Van Hoek also noted that this approach opens up their technique to very small organisms, "where it might be possible to get a blood sample but not of a very large volume."

Bishop said it was too early to say how the molecules they have discovered will compare to conventional antibiotics, adding that, ultimately, a treatment would likely consist of agents inspired by these peptides, or combinations of multiple peptides, or peptides and existing drugs.

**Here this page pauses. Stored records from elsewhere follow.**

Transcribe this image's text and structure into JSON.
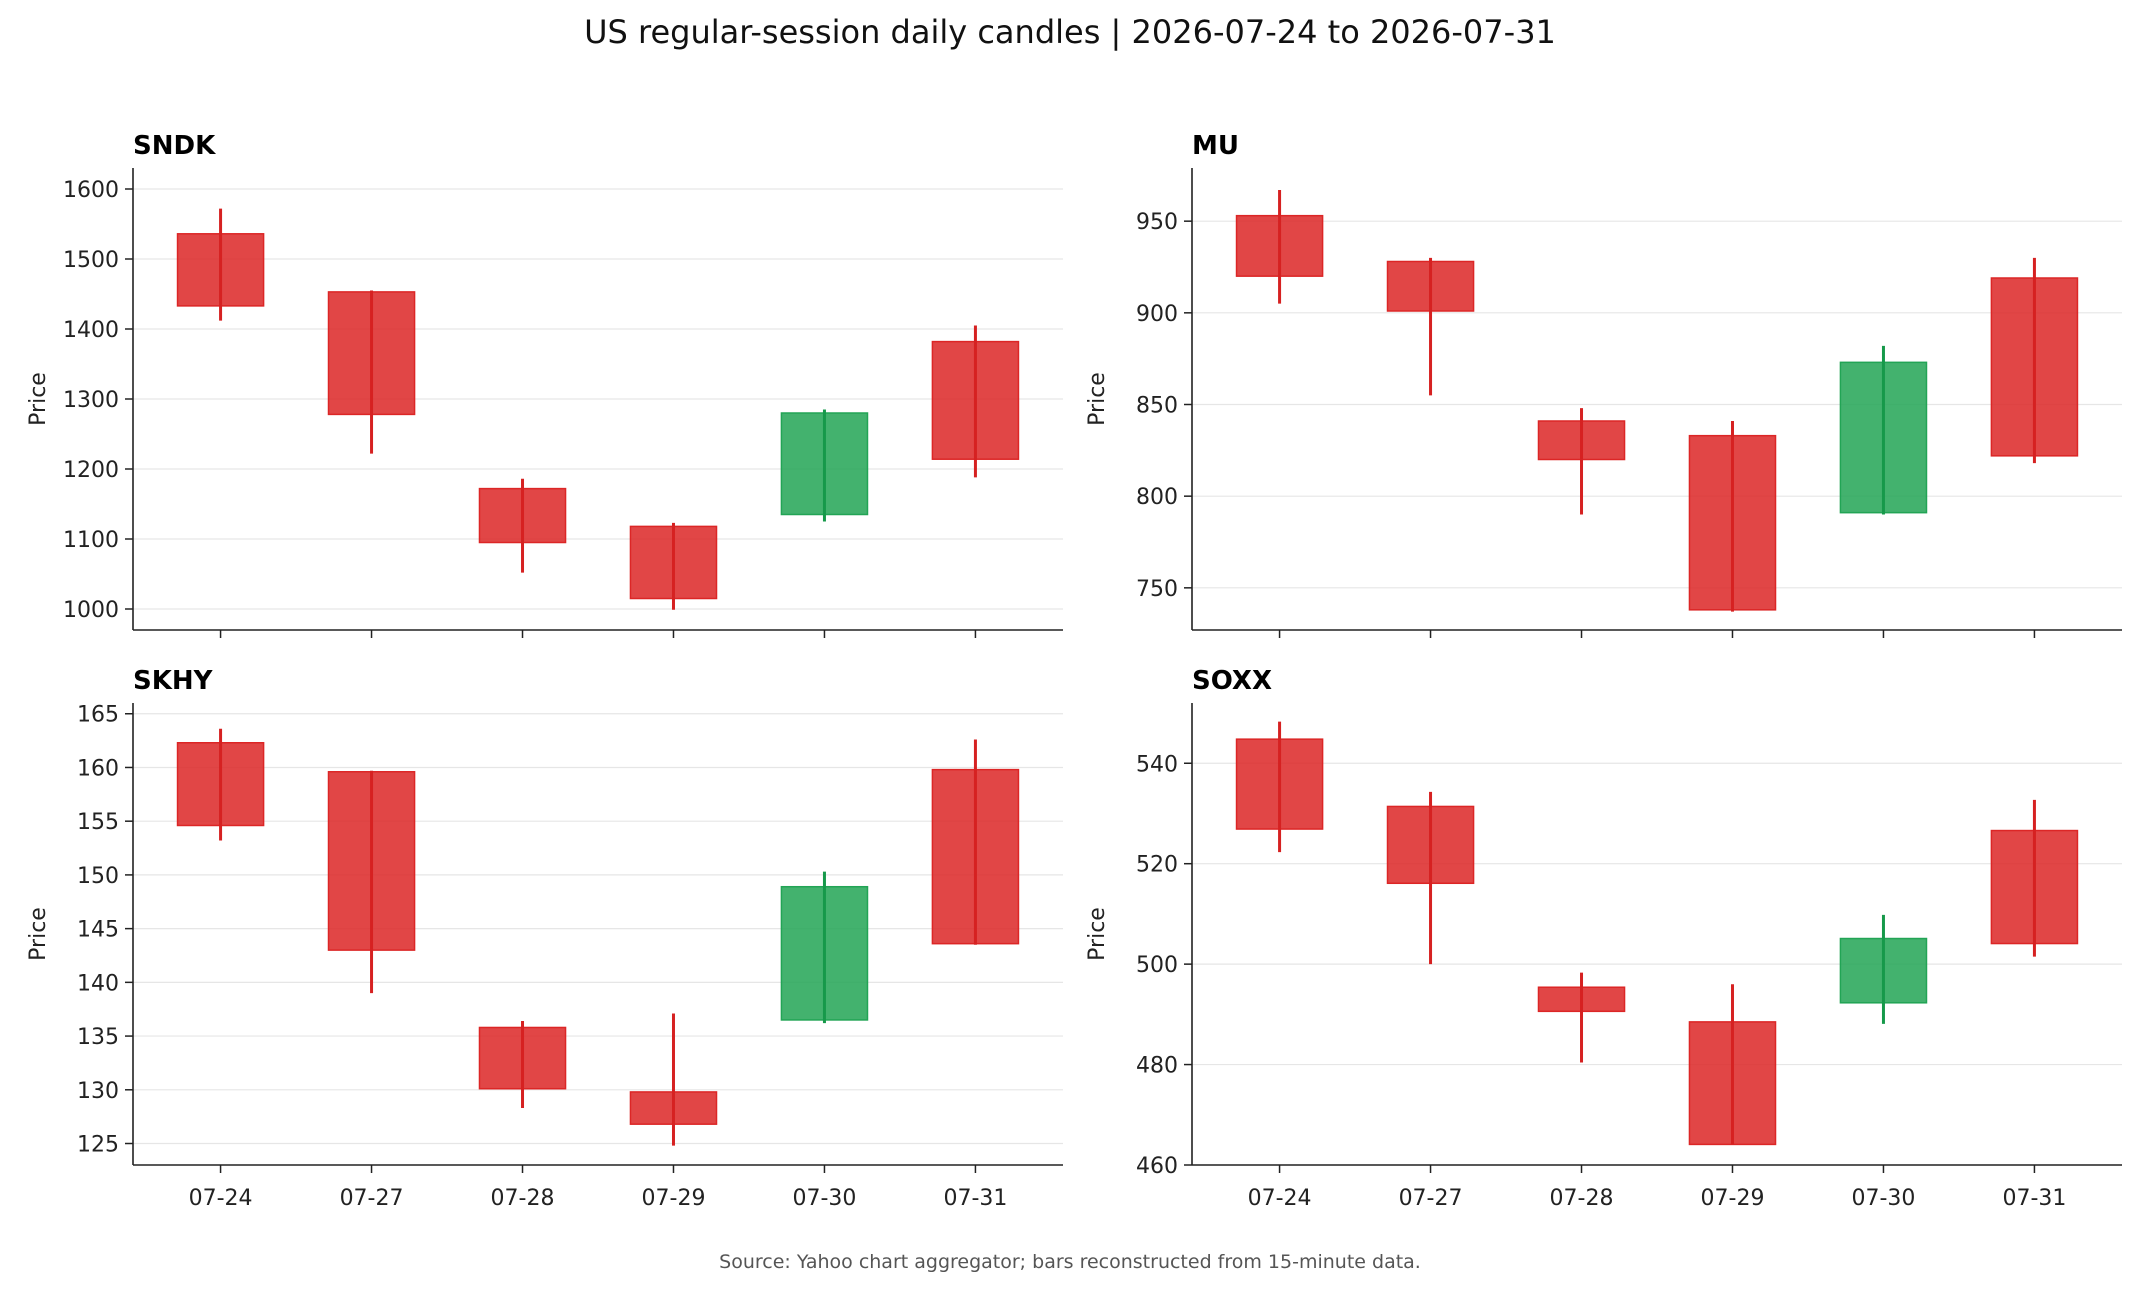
{
  "title": "US regular-session daily candles | 2026-07-24 to 2026-07-31",
  "footnote": "Source: Yahoo chart aggregator; bars reconstructed from 15-minute data.",
  "colors": {
    "up": "#22a455",
    "down": "#dc2626",
    "up_wick": "#16994a",
    "down_wick": "#d62121",
    "grid": "#e6e6e6",
    "axis": "#222222"
  },
  "chart_data": [
    {
      "type": "candlestick",
      "title": "SNDK",
      "ylabel": "Price",
      "categories": [
        "07-24",
        "07-27",
        "07-28",
        "07-29",
        "07-30",
        "07-31"
      ],
      "ylim": [
        970,
        1630
      ],
      "yticks": [
        1000,
        1100,
        1200,
        1300,
        1400,
        1500,
        1600
      ],
      "grid": true,
      "candles": [
        {
          "open": 1536,
          "high": 1572,
          "low": 1412,
          "close": 1433
        },
        {
          "open": 1453,
          "high": 1455,
          "low": 1222,
          "close": 1278
        },
        {
          "open": 1172,
          "high": 1186,
          "low": 1052,
          "close": 1095
        },
        {
          "open": 1118,
          "high": 1123,
          "low": 999,
          "close": 1015
        },
        {
          "open": 1135,
          "high": 1285,
          "low": 1125,
          "close": 1280
        },
        {
          "open": 1382,
          "high": 1405,
          "low": 1188,
          "close": 1214
        }
      ]
    },
    {
      "type": "candlestick",
      "title": "MU",
      "ylabel": "Price",
      "categories": [
        "07-24",
        "07-27",
        "07-28",
        "07-29",
        "07-30",
        "07-31"
      ],
      "ylim": [
        727,
        979
      ],
      "yticks": [
        750,
        800,
        850,
        900,
        950
      ],
      "grid": true,
      "candles": [
        {
          "open": 953,
          "high": 967,
          "low": 905,
          "close": 920
        },
        {
          "open": 928,
          "high": 930,
          "low": 855,
          "close": 901
        },
        {
          "open": 841,
          "high": 848,
          "low": 790,
          "close": 820
        },
        {
          "open": 833,
          "high": 841,
          "low": 737,
          "close": 738
        },
        {
          "open": 791,
          "high": 882,
          "low": 790,
          "close": 873
        },
        {
          "open": 919,
          "high": 930,
          "low": 818,
          "close": 822
        }
      ]
    },
    {
      "type": "candlestick",
      "title": "SKHY",
      "ylabel": "Price",
      "categories": [
        "07-24",
        "07-27",
        "07-28",
        "07-29",
        "07-30",
        "07-31"
      ],
      "ylim": [
        123,
        166
      ],
      "yticks": [
        125,
        130,
        135,
        140,
        145,
        150,
        155,
        160,
        165
      ],
      "grid": true,
      "candles": [
        {
          "open": 162.3,
          "high": 163.6,
          "low": 153.2,
          "close": 154.6
        },
        {
          "open": 159.6,
          "high": 159.7,
          "low": 139.0,
          "close": 143.0
        },
        {
          "open": 135.8,
          "high": 136.4,
          "low": 128.3,
          "close": 130.1
        },
        {
          "open": 129.8,
          "high": 137.1,
          "low": 124.8,
          "close": 126.8
        },
        {
          "open": 136.5,
          "high": 150.3,
          "low": 136.2,
          "close": 148.9
        },
        {
          "open": 159.8,
          "high": 162.6,
          "low": 143.5,
          "close": 143.6
        }
      ]
    },
    {
      "type": "candlestick",
      "title": "SOXX",
      "ylabel": "Price",
      "categories": [
        "07-24",
        "07-27",
        "07-28",
        "07-29",
        "07-30",
        "07-31"
      ],
      "ylim": [
        460,
        552
      ],
      "yticks": [
        460,
        480,
        500,
        520,
        540
      ],
      "grid": true,
      "candles": [
        {
          "open": 544.8,
          "high": 548.3,
          "low": 522.3,
          "close": 526.9
        },
        {
          "open": 531.4,
          "high": 534.3,
          "low": 500.0,
          "close": 516.1
        },
        {
          "open": 495.4,
          "high": 498.3,
          "low": 480.4,
          "close": 490.6
        },
        {
          "open": 488.5,
          "high": 496.0,
          "low": 464.1,
          "close": 464.1
        },
        {
          "open": 492.3,
          "high": 509.8,
          "low": 488.1,
          "close": 505.1
        },
        {
          "open": 526.6,
          "high": 532.7,
          "low": 501.5,
          "close": 504.1
        }
      ]
    }
  ]
}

He noted that one significant finding was that many of the peptides they identified in their reptile work have shown activity against antibiotic-resistant bacterial strains.

Specifically, Van Hoek said that alligator peptides had shown activity against bacteria including multi-drug resistant Acinetobacter, Pseudomonas, and methicillin-resistant Staphylococcus aureus (MRSA).

She said the researchers are now preparing to test the peptides they have identified in models, including animal models, to show they have activity against infections and generate evidence supporting clinical testing of the agents.